The amazing engine was a true V16 with a single-cylinder block that used four-cylinder heads based on the Lamborghini Urraco flat-plane V8. The engine produced 450+ horsepower and could power the V16T to a top speed of 204 mph.
Post WWII, sports car and Grand Prix racing were dominated by Italian manufacturers and teams. This was the era of Alfa Romeo, Maserati, Ferrari and Turin based Cisitalia. Founded by Piero Dusio in 1946, Cisitalia began producing racing cars for Grand Prix racing. The D46 proved successful and eventually led to a collaboration with Porsche.
The GT cars are what Cisitalia is most known for. Often described as “rolling scupltures,” Cisitalia’s cars combined Italian style, performance, and comfort to rival anything else on the road at the time. While Ferrari was finding its footing, Cisitalia was already the master. The company went bankrupt in 1963 and its cars remain highly sought after today.
Pontiac, as a brand, was introduced in 1926 by General Motors.
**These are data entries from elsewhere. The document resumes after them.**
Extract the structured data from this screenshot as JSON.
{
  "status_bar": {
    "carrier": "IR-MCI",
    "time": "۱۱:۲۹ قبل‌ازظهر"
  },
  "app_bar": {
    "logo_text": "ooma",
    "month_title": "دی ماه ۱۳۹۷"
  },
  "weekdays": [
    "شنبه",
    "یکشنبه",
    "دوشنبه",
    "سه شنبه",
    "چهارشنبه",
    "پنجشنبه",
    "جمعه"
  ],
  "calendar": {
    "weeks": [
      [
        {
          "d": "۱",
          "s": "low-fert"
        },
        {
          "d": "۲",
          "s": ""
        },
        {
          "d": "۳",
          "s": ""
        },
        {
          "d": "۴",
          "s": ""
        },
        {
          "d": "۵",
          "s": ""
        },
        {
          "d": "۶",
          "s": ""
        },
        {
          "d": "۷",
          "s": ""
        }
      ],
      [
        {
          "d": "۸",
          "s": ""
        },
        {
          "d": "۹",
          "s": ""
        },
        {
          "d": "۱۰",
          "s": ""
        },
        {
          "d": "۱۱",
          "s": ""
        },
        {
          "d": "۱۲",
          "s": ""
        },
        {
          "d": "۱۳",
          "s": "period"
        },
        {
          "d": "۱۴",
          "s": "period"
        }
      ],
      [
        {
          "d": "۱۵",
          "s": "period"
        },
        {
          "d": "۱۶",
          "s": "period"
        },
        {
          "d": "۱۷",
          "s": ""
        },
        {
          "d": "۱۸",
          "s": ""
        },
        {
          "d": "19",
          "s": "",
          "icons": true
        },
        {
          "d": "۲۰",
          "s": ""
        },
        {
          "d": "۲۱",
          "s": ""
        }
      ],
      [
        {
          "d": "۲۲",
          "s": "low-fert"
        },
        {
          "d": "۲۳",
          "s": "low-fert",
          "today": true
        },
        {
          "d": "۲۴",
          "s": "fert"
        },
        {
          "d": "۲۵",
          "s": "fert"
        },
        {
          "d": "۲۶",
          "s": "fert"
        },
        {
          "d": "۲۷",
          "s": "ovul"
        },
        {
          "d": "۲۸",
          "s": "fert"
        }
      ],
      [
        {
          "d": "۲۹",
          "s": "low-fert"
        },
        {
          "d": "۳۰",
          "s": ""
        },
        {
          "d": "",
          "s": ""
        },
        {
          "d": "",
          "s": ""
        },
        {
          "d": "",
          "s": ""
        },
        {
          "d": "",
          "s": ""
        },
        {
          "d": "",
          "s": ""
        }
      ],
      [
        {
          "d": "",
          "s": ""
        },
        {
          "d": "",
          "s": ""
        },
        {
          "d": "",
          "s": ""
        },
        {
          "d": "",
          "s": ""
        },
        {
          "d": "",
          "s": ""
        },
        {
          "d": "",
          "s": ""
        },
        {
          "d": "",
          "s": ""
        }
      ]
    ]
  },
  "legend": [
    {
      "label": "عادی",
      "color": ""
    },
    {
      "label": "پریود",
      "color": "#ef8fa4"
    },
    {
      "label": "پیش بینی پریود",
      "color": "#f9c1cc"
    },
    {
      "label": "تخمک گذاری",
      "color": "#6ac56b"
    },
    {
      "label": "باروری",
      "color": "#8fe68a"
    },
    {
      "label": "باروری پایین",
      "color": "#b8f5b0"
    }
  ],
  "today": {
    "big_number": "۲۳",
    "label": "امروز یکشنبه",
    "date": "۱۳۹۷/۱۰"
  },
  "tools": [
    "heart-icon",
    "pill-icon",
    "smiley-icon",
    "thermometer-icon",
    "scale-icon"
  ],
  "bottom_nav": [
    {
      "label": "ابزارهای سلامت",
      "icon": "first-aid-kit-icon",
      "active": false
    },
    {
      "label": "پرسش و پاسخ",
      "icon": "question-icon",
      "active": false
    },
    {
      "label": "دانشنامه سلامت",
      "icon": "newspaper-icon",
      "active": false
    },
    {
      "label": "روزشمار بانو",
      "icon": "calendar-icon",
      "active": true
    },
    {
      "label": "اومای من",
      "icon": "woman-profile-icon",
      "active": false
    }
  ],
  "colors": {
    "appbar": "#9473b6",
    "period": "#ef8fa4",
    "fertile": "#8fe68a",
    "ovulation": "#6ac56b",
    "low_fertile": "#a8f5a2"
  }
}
Originally, it was intended to be budget-friendly and partner to the also defunct Oakland brand. Pontiac’s name comes from the famous Ottawa chief who resisted British occupation of Michigan and fought a war against the fort in Detroit. The city of Pontiac, Michigan, where Pontiac automobiles were made, is also named after the chief.
In the 1960s, Pontiac ditched the bargain-builder reputation and reinvented itself as a performance-orientated car company. No question, the most famous car produced was the GTO. Other notable cars were the Firebird, Trans-Am, Fiero and the infamous Aztek.